L’entracte est l’occasion de redécouvrir la chapelle du lycée, lieu où l’on entendait, il y a vingt ans, l’Ensemble Intercontemporain jouer Varèse et Messiaen ; Pierre Boulez ouvrait alors le programme avec Requiem for strings de Tōru Takemitsu (1957), en hommage au compositeur japonais qui venait de nous quitter. On y faisait donc déjà de la musique ! Peu ou pas du tout entretenu, après avoir souffert l’explosion de deux bombes qui l’endommagea sérieusement (septembre 1942), l’édifice, plus tard désacralisé, affichait une décrépitude certaine qui augurait une plausible déconstruction. En ce dimanche après-midi de 1996, nous ignorions qu’il avait bénéficié de certains travaux le soustrayant à l’effondrement. Passés bien des atermoiements, une nouvelle destinée s’ouvre à lui : après restauration complète, reconstitution des ornements, efficace aménagement de l’accès et suspension d’une sphère acoustique à la croisée du transept (cabinet d’architecture King Kong), la Chapelle Corneille fut inaugurée en février dernier en tant qu’auditorium. Elle propose une riche saison, mise en place par six partenaires locaux – La Maison Illuminée, L’Académie Bach d’Arques-la-Bataille [lire notre chronique du 29 août 2010], Les Musicales de Normandie, Les Saisons Baroques (Le Poème Harmonique, Vincent Dumestre), L’Étincelle (Théâtre de la Ville de Rouen) et l’Opéra de Rouen Normandie à qui l’on doit le présent menu.

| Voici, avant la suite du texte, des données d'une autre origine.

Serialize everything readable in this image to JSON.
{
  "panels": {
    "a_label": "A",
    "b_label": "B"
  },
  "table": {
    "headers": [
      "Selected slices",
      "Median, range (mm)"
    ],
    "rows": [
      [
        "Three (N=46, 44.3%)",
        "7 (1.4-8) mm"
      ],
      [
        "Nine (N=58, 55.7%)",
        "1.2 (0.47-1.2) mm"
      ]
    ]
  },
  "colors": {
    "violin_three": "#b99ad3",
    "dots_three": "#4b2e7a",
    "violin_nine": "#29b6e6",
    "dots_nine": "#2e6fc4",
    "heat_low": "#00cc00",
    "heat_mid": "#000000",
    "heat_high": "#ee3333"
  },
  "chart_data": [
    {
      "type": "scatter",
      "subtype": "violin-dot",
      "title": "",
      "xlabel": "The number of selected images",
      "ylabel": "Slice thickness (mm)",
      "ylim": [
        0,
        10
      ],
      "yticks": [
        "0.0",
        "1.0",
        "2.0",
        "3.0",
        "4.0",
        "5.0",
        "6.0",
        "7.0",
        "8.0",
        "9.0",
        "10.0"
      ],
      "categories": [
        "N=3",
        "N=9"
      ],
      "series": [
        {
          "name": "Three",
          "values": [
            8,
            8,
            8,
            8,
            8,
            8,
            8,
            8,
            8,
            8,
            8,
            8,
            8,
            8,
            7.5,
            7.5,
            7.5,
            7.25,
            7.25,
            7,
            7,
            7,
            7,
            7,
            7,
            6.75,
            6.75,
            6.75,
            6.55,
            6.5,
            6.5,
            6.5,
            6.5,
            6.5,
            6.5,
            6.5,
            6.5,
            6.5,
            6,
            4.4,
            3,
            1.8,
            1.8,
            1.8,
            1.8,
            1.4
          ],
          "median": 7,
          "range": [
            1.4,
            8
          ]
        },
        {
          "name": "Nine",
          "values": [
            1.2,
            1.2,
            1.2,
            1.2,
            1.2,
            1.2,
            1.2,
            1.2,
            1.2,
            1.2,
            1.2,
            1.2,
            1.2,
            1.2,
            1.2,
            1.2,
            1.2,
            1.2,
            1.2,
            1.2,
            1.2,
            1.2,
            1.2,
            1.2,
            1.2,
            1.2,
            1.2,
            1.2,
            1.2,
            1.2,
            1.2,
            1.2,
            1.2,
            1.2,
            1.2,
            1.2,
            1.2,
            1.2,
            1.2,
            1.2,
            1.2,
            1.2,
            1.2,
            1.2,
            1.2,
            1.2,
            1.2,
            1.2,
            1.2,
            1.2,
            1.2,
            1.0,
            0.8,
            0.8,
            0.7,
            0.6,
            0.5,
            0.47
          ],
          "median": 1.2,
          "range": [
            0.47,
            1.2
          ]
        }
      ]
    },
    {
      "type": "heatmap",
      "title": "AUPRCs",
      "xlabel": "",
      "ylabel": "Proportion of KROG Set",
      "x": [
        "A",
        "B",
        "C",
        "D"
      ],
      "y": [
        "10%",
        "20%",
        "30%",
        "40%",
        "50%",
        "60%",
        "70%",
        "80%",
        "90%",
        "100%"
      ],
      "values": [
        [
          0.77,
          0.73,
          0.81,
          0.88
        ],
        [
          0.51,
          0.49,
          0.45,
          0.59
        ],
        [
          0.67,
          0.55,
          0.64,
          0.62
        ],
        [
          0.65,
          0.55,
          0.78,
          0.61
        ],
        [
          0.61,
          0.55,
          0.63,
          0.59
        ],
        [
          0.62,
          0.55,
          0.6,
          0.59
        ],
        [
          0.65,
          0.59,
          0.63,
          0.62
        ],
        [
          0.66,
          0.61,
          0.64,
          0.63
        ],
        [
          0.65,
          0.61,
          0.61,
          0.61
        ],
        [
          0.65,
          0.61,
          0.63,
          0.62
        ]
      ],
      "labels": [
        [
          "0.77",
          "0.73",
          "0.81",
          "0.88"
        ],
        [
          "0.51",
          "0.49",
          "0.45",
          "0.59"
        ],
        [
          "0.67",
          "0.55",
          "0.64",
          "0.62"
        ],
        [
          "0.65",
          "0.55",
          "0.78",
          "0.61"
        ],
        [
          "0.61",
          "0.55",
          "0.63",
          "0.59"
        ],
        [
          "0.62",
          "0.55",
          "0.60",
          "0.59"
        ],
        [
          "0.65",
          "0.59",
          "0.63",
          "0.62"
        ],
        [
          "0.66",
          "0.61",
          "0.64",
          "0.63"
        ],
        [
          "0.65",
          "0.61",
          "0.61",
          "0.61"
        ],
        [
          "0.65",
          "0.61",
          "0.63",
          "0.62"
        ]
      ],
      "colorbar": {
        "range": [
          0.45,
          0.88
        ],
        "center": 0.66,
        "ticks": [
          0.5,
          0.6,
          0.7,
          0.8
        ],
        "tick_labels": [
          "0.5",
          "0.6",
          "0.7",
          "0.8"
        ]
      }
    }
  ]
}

Applaudi à l’opéra [lire notre chronique du 16 février 2016 et notre critique du CD], preuve nous semble désormais avantageusement faite que l’Orchestre B’Rock ne démérite pas dans le domaine sacré. Avec un théorbe et quelques bois en sus, c’est au Requiem de Jean Gilles qu’il s’attelle maintenant. Évitant toute dorure superfétatoire, l’exécution se distingue par une densité ailée, à l’antipode de la première partie. Sous la direction de la basse Lionel Meunier, Vox Luminis, salué dans le répertoire allemand [lire notre chronique du 16 décembre 2014], arbore de vertueuses qualités solistes. Aussi plusieurs intervenants demeurent-ils en l’oreille, comme l’incisif Olivier Berten (ténor), le fort musical Barnabás Hegyi (alto) et le fiable soprano de Caroline Weynants [lire notre chronique du 25 janvier 2015]. Deux voix enchantent : le jeune baryton Tomáš Král, timbre clair comme le miracle (quel Sanctus !) [lire notre chronique du 9 octobre 2016], enfin l’excellente Zsuzsi Tóth, soprano précédemment appréciée dans les chromatismes des Sentence, force tranquille d’une stabilité à toute épreuve. Une onctuosité caressante fait de chaque phrase instrumentale un manifeste d’optimisme mortuaire.